Saturday, August 06, 2022

Erasure and Absorption – 'Irish' music and America

I recently remembered that a kind civil servant that I used to see from time to time when I was Chair of the Ulster-Scots Agency gave me this double album – the select soundtrack of the momentous 1990 BBCNI & RTE, Emmy award-winning, five part TV series Bringing It All Back Home, about the musical connections between Ireland and America. She was (and probably still is) a lovely person, well-intended, and I had high hopes of the music.

When the series, and soundtrack, came out in 1990 I was a hard rock devotee in my last year of school – Def Leppard, Guns N' Roses, the Black Crowes, a bit of Iron Maiden and Metallica. By the time the CDs were given to me around 2007 I'd already spent a good few years immersing myself in Ulster-Scots heritage, I'd been through Appalachia twice and had become enthralled by how well our story was told over there, and was preparing to head to Washington DC to take part in the Smithsonian Folklife Festival in July 2007.

The musical standard of Bringing It All Back Home is exemplary, played by a galaxy of world class stars. However, the narrative that underpins the soundtrack leaves out the story of the Ulster-Scots (see the track listing here). The tv series is available online and I have been re–watching some of it.

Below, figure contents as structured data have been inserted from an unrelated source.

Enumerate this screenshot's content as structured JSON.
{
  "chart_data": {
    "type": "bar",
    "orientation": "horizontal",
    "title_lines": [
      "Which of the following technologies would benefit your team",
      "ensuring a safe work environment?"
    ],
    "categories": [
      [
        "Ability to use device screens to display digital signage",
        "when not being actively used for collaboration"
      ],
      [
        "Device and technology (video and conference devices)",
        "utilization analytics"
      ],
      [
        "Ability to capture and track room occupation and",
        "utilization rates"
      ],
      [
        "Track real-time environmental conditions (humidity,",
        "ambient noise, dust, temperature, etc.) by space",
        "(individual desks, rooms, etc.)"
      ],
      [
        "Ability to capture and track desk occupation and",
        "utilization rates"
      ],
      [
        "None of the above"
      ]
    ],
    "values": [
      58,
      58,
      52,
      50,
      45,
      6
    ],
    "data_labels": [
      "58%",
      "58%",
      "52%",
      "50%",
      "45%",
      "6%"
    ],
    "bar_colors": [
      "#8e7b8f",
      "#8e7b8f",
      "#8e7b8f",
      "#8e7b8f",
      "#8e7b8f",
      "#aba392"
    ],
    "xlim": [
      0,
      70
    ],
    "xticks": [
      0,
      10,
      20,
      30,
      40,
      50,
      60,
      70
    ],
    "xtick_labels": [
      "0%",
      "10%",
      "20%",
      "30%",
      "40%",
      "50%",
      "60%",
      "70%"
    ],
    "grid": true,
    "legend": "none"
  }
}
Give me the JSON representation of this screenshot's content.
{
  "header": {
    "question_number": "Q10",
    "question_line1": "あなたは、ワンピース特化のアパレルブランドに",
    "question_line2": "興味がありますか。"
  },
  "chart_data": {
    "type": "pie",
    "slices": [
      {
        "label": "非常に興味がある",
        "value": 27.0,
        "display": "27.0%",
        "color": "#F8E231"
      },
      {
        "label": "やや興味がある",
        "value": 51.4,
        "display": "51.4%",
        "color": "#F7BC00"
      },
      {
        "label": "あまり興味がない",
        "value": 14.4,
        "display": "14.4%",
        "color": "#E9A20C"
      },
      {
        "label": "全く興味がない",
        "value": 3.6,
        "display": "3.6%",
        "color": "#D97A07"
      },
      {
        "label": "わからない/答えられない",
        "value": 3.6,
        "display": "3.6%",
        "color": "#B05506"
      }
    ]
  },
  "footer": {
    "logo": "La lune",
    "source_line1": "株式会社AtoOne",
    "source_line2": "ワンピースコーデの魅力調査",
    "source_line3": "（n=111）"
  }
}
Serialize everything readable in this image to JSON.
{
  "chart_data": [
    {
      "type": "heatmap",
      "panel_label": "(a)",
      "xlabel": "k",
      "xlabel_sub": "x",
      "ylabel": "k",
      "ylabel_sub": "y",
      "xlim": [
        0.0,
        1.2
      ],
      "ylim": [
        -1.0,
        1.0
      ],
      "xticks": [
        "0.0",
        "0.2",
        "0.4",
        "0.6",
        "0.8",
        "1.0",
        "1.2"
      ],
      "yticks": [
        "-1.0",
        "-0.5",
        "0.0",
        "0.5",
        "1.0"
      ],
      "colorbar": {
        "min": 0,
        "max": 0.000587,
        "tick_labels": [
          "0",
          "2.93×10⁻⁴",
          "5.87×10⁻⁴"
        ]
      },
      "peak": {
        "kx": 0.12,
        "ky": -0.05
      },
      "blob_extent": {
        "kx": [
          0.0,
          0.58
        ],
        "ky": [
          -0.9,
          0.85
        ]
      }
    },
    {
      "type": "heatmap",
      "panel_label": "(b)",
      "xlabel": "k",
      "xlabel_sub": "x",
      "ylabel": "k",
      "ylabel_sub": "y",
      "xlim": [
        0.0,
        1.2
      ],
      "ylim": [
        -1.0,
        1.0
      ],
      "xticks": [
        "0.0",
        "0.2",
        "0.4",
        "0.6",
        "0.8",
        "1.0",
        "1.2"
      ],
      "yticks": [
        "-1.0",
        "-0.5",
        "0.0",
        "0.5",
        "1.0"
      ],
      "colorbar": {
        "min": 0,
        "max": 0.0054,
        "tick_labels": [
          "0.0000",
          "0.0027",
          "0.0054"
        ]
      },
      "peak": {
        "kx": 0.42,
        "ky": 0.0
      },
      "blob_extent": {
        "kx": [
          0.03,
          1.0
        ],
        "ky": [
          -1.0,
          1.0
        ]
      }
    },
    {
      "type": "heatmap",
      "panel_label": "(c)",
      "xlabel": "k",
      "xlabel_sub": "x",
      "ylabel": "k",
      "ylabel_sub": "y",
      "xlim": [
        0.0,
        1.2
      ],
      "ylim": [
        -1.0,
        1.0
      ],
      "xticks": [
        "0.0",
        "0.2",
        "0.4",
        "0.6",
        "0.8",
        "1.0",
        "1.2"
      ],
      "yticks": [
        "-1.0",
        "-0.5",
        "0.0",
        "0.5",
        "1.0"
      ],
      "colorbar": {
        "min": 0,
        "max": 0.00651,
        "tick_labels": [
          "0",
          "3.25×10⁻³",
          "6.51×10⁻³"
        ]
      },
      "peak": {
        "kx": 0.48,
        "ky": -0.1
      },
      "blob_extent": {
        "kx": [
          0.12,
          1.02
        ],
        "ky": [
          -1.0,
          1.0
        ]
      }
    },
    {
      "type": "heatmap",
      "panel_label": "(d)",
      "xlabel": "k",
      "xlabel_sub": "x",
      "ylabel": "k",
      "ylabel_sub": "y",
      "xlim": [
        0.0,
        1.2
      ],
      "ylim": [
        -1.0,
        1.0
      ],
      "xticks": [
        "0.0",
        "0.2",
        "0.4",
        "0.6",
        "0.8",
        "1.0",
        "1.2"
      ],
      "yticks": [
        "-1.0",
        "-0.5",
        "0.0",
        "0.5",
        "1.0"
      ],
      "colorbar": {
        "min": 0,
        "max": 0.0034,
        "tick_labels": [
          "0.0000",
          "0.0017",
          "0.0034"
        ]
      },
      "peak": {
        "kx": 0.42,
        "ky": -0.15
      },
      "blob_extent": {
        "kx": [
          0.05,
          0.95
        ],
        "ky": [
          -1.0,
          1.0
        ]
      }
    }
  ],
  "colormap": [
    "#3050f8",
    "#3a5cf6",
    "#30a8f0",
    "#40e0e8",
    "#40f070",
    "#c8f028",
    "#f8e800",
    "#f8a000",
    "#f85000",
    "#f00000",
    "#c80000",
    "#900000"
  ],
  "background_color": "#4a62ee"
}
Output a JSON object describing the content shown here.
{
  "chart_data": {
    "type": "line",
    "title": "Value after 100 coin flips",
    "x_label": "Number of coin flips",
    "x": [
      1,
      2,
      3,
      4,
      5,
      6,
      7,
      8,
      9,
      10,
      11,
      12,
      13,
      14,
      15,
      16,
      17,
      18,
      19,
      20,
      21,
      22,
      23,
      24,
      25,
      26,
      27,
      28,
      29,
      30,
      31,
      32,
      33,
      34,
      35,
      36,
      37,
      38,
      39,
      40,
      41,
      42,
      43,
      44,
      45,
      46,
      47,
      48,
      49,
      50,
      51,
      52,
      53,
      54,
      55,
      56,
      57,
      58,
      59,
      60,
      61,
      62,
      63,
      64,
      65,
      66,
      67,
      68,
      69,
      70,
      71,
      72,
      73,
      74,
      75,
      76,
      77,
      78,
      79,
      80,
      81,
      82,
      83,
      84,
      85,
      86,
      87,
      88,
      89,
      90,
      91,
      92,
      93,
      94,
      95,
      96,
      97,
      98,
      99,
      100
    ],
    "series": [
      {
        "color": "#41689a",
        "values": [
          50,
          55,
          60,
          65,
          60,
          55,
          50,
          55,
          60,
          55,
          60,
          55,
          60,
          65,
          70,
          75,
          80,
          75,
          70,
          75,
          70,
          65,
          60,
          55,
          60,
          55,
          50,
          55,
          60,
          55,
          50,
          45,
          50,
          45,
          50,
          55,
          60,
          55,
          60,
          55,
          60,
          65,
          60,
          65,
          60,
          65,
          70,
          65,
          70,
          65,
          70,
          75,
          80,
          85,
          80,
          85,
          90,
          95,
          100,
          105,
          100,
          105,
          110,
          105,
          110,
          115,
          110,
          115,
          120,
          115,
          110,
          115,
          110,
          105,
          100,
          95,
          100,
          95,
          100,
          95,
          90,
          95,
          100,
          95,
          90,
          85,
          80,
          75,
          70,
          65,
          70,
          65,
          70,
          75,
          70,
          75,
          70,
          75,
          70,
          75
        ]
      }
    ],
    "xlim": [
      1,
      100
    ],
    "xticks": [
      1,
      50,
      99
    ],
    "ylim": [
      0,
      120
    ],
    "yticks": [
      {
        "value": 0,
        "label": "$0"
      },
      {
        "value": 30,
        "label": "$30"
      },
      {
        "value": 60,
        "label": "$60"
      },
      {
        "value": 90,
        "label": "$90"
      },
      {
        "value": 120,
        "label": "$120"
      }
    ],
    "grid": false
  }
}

The influence of Bringing It All Back Home can't be exaggerated, it was something of a game-changer. It was broadcast two years before the genre-blending landmark Another Country album by The Chieftains (link here) and five years before the global phenomenon of Riverdance. Some time around 2005/2006 a photographer friend gave me a mix tape, inc The Chieftains' version of 'Tennessee Waltz' with Tom Jones on vocals. The societal impact of all of this was huge.

What might be called the Irish 'national project' of the twentieth century has created world-shaping perceptions, and a singular dominant story. But the orthodox account of the history Irish music that many consequently tell has seldom, if ever, acknowledged the uniquenesses of the Ulster-Scots – the exact musical forms which were exported by Ulster-Scots, the early era in which the Ulster-Scots emigrated, and the differing American geographies to which various waves of migrations from Ireland went, both the Ulster-Scots, the 'Famine Irish', and others too.

None of this is to claim that any cultural tradition is better than another, but simply to acknowledge that there was, and is, variety.

Some oppose that cultural variety. Some find it to be inconvenient. Many just don't know about it, because of the dominance of the singular 'national project' narrative. For people in any walk of life there is commercial/financial security in repeating and reinforcing 'conventional wisdom' stories. So the Ulster-Scots story is typically either erased, or else absorbed into the island's story.

I might post some specific observations of precisely how the tv series missed the mark.

...........

As a welcome corrective to the creative imaginations of musicians and marketing people, the Irish-centric orthodoxy is expertly redressed in this 2012 lecture at Emory University which is available on YouTube, where Paul Wells, former Director of the Centre for Popular Music at Middle Tennessee State University (situated south east of Nashville) challenged the narrative. He said:

"... there are a great many assumptions being made ... however it is quite clearly a Scottish, rather than Irish, strain. The widespread assumption about the existence of the strong Irish element in southern fiddling is relatively new. It has become a popular notion only within the past 20 – 25 years, in other words during the period in which Irish traditional music has risen to unprecedented heights of popularity.

Perhaps even more striking than the assumption itself is the degree to which people want it to be true... it is my understanding that prior to the famines of the 1840s and 1850s the vast majority of those who came to these shores from Ireland were the so-called Scotch-Irish or Ulster-Scots... 

... If the music in Knauff’s 'Virginia Reels' (1839) tells us anything about the music of the Ulster-Scots who settled in the South, it is that it was much more strongly Scottish than it was Irish in flavour..."

 

George P. Knauff's collection was the very first published volume of southern / Appalachian fiddle music, and the only one in the 1800s. The simultaneously "geographically Irish" but also "culturally Scots" people who filled early Appalachia and American South were the Ulster-Scots. Even the most basic grasp of the demographics of Ulster/Ireland and America will confirm that. 

The earliest known fiddle music in Appalachia was Scottish, via the north of Ireland, and transported there by the Ulster-Scots.

• PS: Paul Wells' talk became the 2019 paper Examining the Irish Connection in the Southern American Fiddle Repertoire for the Elphinstone Institute of the University of Aberdeen and is online here as a PDF file.